Размер шрифта
-
+

В самый темный час. Как рождается жестокость? - стр. 3

Ложь тоталитарной пропаганды отличается от обычной лжи нетоталитарных режимов в экстремальных ситуациях своим последовательным отрицанием важности фактов в целом: все факты могут измениться, и любую ложь можно сделать истиной. Нацистский отпечаток на германском сознании состоит прежде всего в обработке, благодаря которой реальность перестала быть общей суммой строгих, неизбежных фактов и стала конгломератом постоянно меняющихся событий и лозунгов, когда нечто может быть правдой сегодня и ложью завтра. Эта обработка может быть как раз одной из причин удивительно редких следов сколько-нибудь продолжающейся нацистской индоктринации и не менее удивительного отсутствия интереса к опровержению нацистских доктрин. Приходится сталкиваться не столько с индоктринацией, сколько с неспособностью или нежеланием вообще различать факт и мнение. Дискуссия о событиях гражданской войны в Испании будет вестись на том же уровне, что и дискуссия о теоретических достоинствах и недостатках демократии.

Поэтому проблемой для германских университетов является не столько повторное введение свободы преподавания, сколько возрождение честного исследования, знакомство студента с беспристрастным описанием того, что реально произошло, и устранение тех преподавателей, которые стали неспособны это сделать. Опасность для академической жизни в Германии исходит не только от тех, кто считает, что свободу слова следует обменять на диктатуру, при которой единственное необоснованное, безответственное мнение обретет монополию перед всеми остальными, но равным образом и от тех, кто игнорирует факты и реальность и утверждает свои частные мнения не обязательно в качестве единственно верных, но в качестве мнений, столь же обоснованных, как другие.
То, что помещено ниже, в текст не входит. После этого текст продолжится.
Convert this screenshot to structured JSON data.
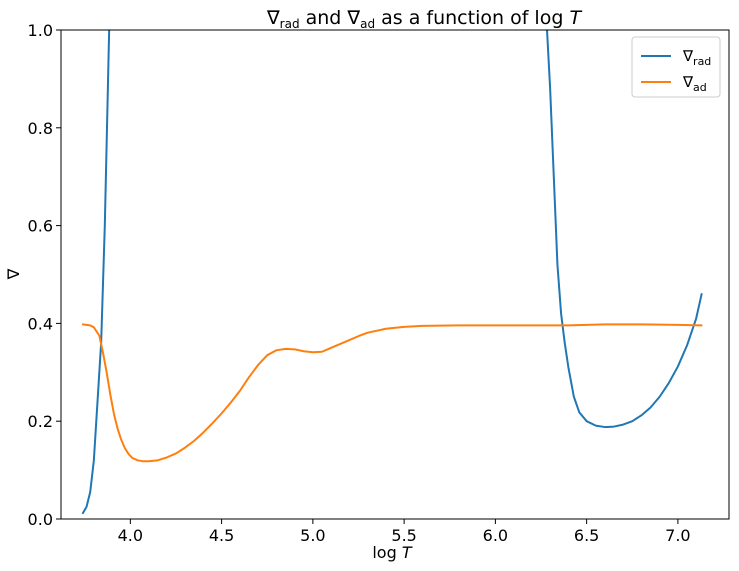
{
  "chart_data": {
    "type": "line",
    "title": {
      "main_a": "∇",
      "sub_a": "rad",
      "mid": " and ",
      "main_b": "∇",
      "sub_b": "ad",
      "rest": " as a function of log ",
      "var": "T"
    },
    "xlabel": {
      "text": "log ",
      "var": "T"
    },
    "ylabel": "∇",
    "xlim": [
      3.62,
      7.28
    ],
    "ylim": [
      0.0,
      1.0
    ],
    "xticks": [
      4.0,
      4.5,
      5.0,
      5.5,
      6.0,
      6.5,
      7.0
    ],
    "xtick_labels": [
      "4.0",
      "4.5",
      "5.0",
      "5.5",
      "6.0",
      "6.5",
      "7.0"
    ],
    "yticks": [
      0.0,
      0.2,
      0.4,
      0.6,
      0.8,
      1.0
    ],
    "ytick_labels": [
      "0.0",
      "0.2",
      "0.4",
      "0.6",
      "0.8",
      "1.0"
    ],
    "grid": false,
    "legend_position": "top-right",
    "series": [
      {
        "name": {
          "main": "∇",
          "sub": "rad"
        },
        "color": "#1f77b4",
        "points": [
          [
            3.74,
            0.012
          ],
          [
            3.76,
            0.025
          ],
          [
            3.78,
            0.055
          ],
          [
            3.8,
            0.12
          ],
          [
            3.82,
            0.24
          ],
          [
            3.84,
            0.36
          ],
          [
            3.86,
            0.6
          ],
          [
            3.875,
            0.85
          ],
          [
            3.885,
            1.02
          ]
        ],
        "points_2": [
          [
            6.28,
            1.02
          ],
          [
            6.3,
            0.88
          ],
          [
            6.32,
            0.7
          ],
          [
            6.34,
            0.52
          ],
          [
            6.36,
            0.42
          ],
          [
            6.38,
            0.36
          ],
          [
            6.4,
            0.31
          ],
          [
            6.43,
            0.25
          ],
          [
            6.46,
            0.218
          ],
          [
            6.5,
            0.2
          ],
          [
            6.55,
            0.191
          ],
          [
            6.6,
            0.188
          ],
          [
            6.65,
            0.189
          ],
          [
            6.7,
            0.193
          ],
          [
            6.75,
            0.2
          ],
          [
            6.8,
            0.212
          ],
          [
            6.85,
            0.228
          ],
          [
            6.9,
            0.25
          ],
          [
            6.95,
            0.278
          ],
          [
            7.0,
            0.312
          ],
          [
            7.05,
            0.355
          ],
          [
            7.1,
            0.41
          ],
          [
            7.13,
            0.46
          ]
        ]
      },
      {
        "name": {
          "main": "∇",
          "sub": "ad"
        },
        "color": "#ff7f0e",
        "points": [
          [
            3.74,
            0.398
          ],
          [
            3.78,
            0.396
          ],
          [
            3.8,
            0.392
          ],
          [
            3.83,
            0.375
          ],
          [
            3.85,
            0.34
          ],
          [
            3.87,
            0.3
          ],
          [
            3.89,
            0.255
          ],
          [
            3.91,
            0.215
          ],
          [
            3.93,
            0.185
          ],
          [
            3.95,
            0.162
          ],
          [
            3.97,
            0.145
          ],
          [
            3.99,
            0.133
          ],
          [
            4.01,
            0.125
          ],
          [
            4.04,
            0.12
          ],
          [
            4.07,
            0.118
          ],
          [
            4.1,
            0.118
          ],
          [
            4.15,
            0.12
          ],
          [
            4.2,
            0.126
          ],
          [
            4.25,
            0.134
          ],
          [
            4.3,
            0.146
          ],
          [
            4.35,
            0.16
          ],
          [
            4.4,
            0.177
          ],
          [
            4.45,
            0.196
          ],
          [
            4.5,
            0.216
          ],
          [
            4.55,
            0.238
          ],
          [
            4.6,
            0.262
          ],
          [
            4.65,
            0.29
          ],
          [
            4.7,
            0.315
          ],
          [
            4.75,
            0.335
          ],
          [
            4.8,
            0.345
          ],
          [
            4.85,
            0.348
          ],
          [
            4.9,
            0.347
          ],
          [
            4.95,
            0.343
          ],
          [
            5.0,
            0.341
          ],
          [
            5.05,
            0.342
          ],
          [
            5.1,
            0.35
          ],
          [
            5.15,
            0.358
          ],
          [
            5.2,
            0.366
          ],
          [
            5.25,
            0.374
          ],
          [
            5.3,
            0.381
          ],
          [
            5.4,
            0.389
          ],
          [
            5.5,
            0.393
          ],
          [
            5.6,
            0.395
          ],
          [
            5.8,
            0.396
          ],
          [
            6.0,
            0.396
          ],
          [
            6.2,
            0.396
          ],
          [
            6.4,
            0.396
          ],
          [
            6.6,
            0.398
          ],
          [
            6.8,
            0.398
          ],
          [
            7.0,
            0.397
          ],
          [
            7.13,
            0.396
          ]
        ]
      }
    ]
  }
}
Нереальность и иррелевантность большинства этих мнений, в сравнении с неумолимой релевантностью опыта их обладателей, резко подчеркивается тем, что они сформировались до 1933 г. Есть почти инстинктивное побуждение искать убежища в мыслях и идеях, которые у тебя были до того, как случилось что-то дискредитирующее. В результате этого, хотя Германия изменилась до неузнаваемости – физически и психологически, – люди разговаривают и ведут себя так, будто с 1932 г. абсолютно ничего не произошло. Авторы немногих действительно важных книг, написанных в Германии после 1932 г. или опубликованных после 1945 г., были уже знамениты двадцать и двадцать пять лет назад. Молодое поколение кажется окаменевшим, косноязычным, не способным к последовательному мышлению.
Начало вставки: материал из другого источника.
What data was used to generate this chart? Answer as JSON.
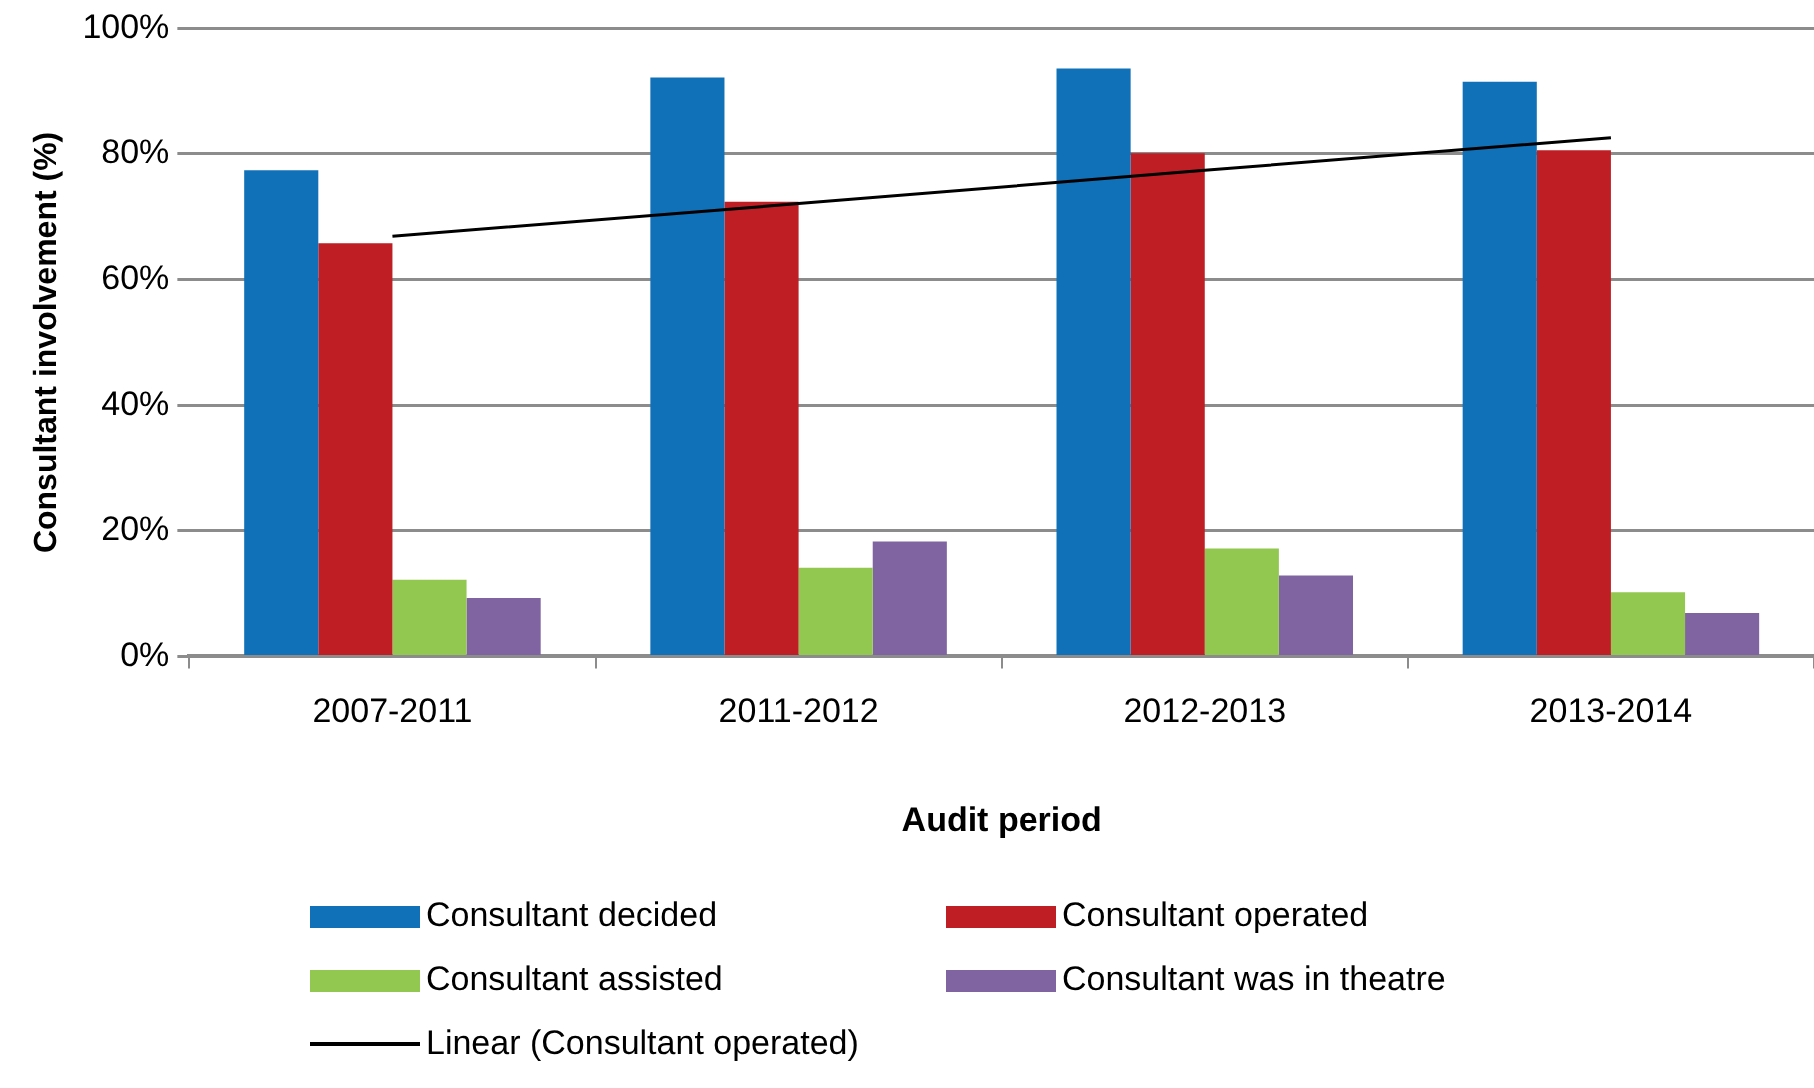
{
  "chart_data": {
    "type": "bar",
    "xlabel": "Audit period",
    "ylabel": "Consultant involvement (%)",
    "categories": [
      "2007-2011",
      "2011-2012",
      "2012-2013",
      "2013-2014"
    ],
    "series": [
      {
        "name": "Consultant decided",
        "color": "#1070b8",
        "values": [
          77.4,
          92.2,
          93.6,
          91.5
        ]
      },
      {
        "name": "Consultant operated",
        "color": "#be1e24",
        "values": [
          65.8,
          72.4,
          80.1,
          80.6
        ]
      },
      {
        "name": "Consultant assisted",
        "color": "#92c850",
        "values": [
          12.2,
          14.1,
          17.2,
          10.2
        ]
      },
      {
        "name": "Consultant was in theatre",
        "color": "#8064a2",
        "values": [
          9.3,
          18.3,
          12.9,
          6.9
        ]
      },
      {
        "name": "Linear (Consultant operated)",
        "type": "line",
        "color": "#000000",
        "marker": "none",
        "values": [
          66.9,
          72.1,
          77.4,
          82.6
        ]
      }
    ],
    "ylim": [
      0,
      100
    ],
    "yticks": [
      {
        "value": 0,
        "label": "0%"
      },
      {
        "value": 20,
        "label": "20%"
      },
      {
        "value": 40,
        "label": "40%"
      },
      {
        "value": 60,
        "label": "60%"
      },
      {
        "value": 80,
        "label": "80%"
      },
      {
        "value": 100,
        "label": "100%"
      }
    ],
    "grid": "y",
    "legend": "bottom"
  }
}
Молодой немецкий искусствовед, ведя своих слушателей среди шедевров Берлинского музея, которые выставлялись в нескольких американских городах, указал на древнеегипетскую статую Нефертити как на скульптуру, «из-за которой весь мир завидует нам» и затем продолжил, сказав, что (а) даже американцы «не осмелились» увезти этот «символ берлинских коллекций» в Соединенные Штаты и (б) что из-за «вмешательства американцев» англичане «не решились» вывезти Нефертити в Британский музей. Две противоречивые позиции по отношению к американцам были отделены лишь одним предложением: произнесший это, будучи лишен убеждений, всего лишь автоматически подыскивал клише, из числа тех, что были в его сознании, чтобы найти подходящее к данному случаю. Клише чаще имеют старомодный националистический, а не откровенно нацистский оттенок, но в любом случае тщетно пытаться найти за ними последовательную точку зрения, пусть даже и плохую.